I've been thinking about wise, I prefer skillful, speech over the last few weeks. I see the benefit and even the necessity to speak with compassion and awareness, but I've often seen how much damage and suffering can arise not from wise speech, but from fluffy speech. By that I mean speech that only vaguely deals with what the speaker really wants to say. It is speech so soft and fluffy as to be, at least sometimes, useless and at worst damaging.
As I've reflected on this, it can be a real issue with "educated" and "progressive" people. The have both a large vocabulary and a sense of what is "correct." This causes suffering for the people who are trying so hard to be kind and for those they communicate with as they try to understand what they are hearing and what they feel about what they may be experiencing under the words.
"Taking care" of other people under the label of wise or skillful speech, is a type of co-dependency that assumes people are too weak for clarity. It also allows the speaker to be unconscious of their lack of clarity, while being "compassionate."
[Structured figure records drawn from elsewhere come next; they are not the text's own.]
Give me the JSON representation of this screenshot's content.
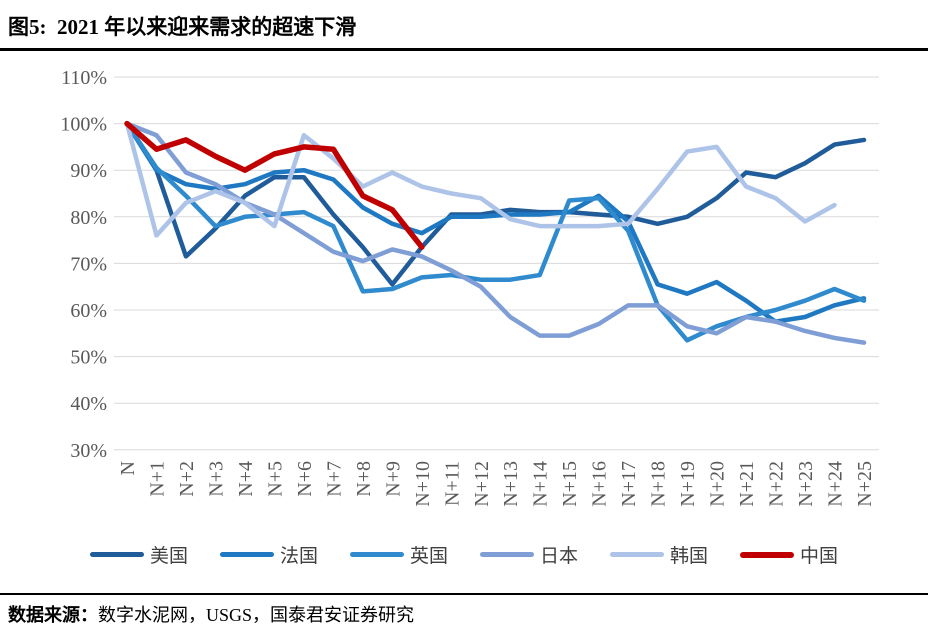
{
  "header": {
    "title": "图5:  2021 年以来迎来需求的超速下滑"
  },
  "footer": {
    "source_label": "数据来源：",
    "source_text": "数字水泥网，USGS，国泰君安证券研究"
  },
  "chart_data": {
    "type": "line",
    "title": "图5:  2021 年以来迎来需求的超速下滑",
    "x": [
      "N",
      "N+1",
      "N+2",
      "N+3",
      "N+4",
      "N+5",
      "N+6",
      "N+7",
      "N+8",
      "N+9",
      "N+10",
      "N+11",
      "N+12",
      "N+13",
      "N+14",
      "N+15",
      "N+16",
      "N+17",
      "N+18",
      "N+19",
      "N+20",
      "N+21",
      "N+22",
      "N+23",
      "N+24",
      "N+25"
    ],
    "xlabel": "",
    "ylabel": "",
    "ylim": [
      30,
      110
    ],
    "yticks": [
      110,
      100,
      90,
      80,
      70,
      60,
      50,
      40,
      30
    ],
    "ytick_format": "percent",
    "grid": true,
    "grid_color": "#d9d9d9",
    "tick_color": "#595959",
    "legend_position": "bottom",
    "series": [
      {
        "name": "美国",
        "color": "#1F5C99",
        "values": [
          100,
          90,
          71.5,
          77.5,
          84.5,
          88.5,
          88.5,
          80.5,
          73.5,
          65.5,
          73.5,
          80.5,
          80.5,
          81.5,
          81,
          81,
          80.5,
          80,
          78.5,
          80,
          84,
          89.5,
          88.5,
          91.5,
          95.5,
          96.5
        ]
      },
      {
        "name": "法国",
        "color": "#1E78C2",
        "values": [
          100,
          90,
          87,
          86,
          87,
          89.5,
          90,
          88,
          82,
          78.5,
          76.5,
          80,
          80,
          80.5,
          80.5,
          81,
          84.5,
          79,
          65.5,
          63.5,
          66,
          62,
          57.5,
          58.5,
          61,
          62.5
        ]
      },
      {
        "name": "英国",
        "color": "#2F8BCE",
        "values": [
          100,
          90.5,
          84.5,
          78,
          80,
          80.5,
          81,
          78,
          64,
          64.5,
          67,
          67.5,
          66.5,
          66.5,
          67.5,
          83.5,
          84,
          77,
          61,
          53.5,
          56.5,
          58.5,
          60,
          62,
          64.5,
          62
        ]
      },
      {
        "name": "日本",
        "color": "#7F9ED6",
        "values": [
          100,
          97.5,
          89.5,
          87,
          83,
          80.5,
          76.5,
          72.5,
          70.5,
          73,
          71.5,
          68.5,
          65,
          58.5,
          54.5,
          54.5,
          57,
          61,
          61,
          56.5,
          55,
          58.5,
          57.5,
          55.5,
          54,
          53
        ]
      },
      {
        "name": "韩国",
        "color": "#AEC3E8",
        "values": [
          100,
          76,
          83,
          85.5,
          83,
          78,
          97.5,
          92.5,
          86.5,
          89.5,
          86.5,
          85,
          84,
          79.5,
          78,
          78,
          78,
          78.5,
          86,
          94,
          95,
          86.5,
          84,
          79,
          82.5
        ]
      },
      {
        "name": "中国",
        "color": "#C00000",
        "stroke_width": 5.5,
        "values": [
          100,
          94.5,
          96.5,
          93,
          90,
          93.5,
          95,
          94.5,
          84.5,
          81.5,
          73.5
        ]
      }
    ]
  }
}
I've had an opportunity to see the difficulty that arises when speech is unclear. Some of that lack of clarity arose from genuine confusion, some arose from an effort to maintain relationship, but all of it served confusion. One of the many benefits of this path is the goal to be clear. Fluffy speech is not kind, it is confusing.
I am willing to restate or even apologize for inelegant words, but I have faith in my heart, a growing faith in the skillfulness of my words as I grow in my Buddhist practice, and faith in the beings I interact with. I offer my best effort to be both kind and clear to all sentient beings.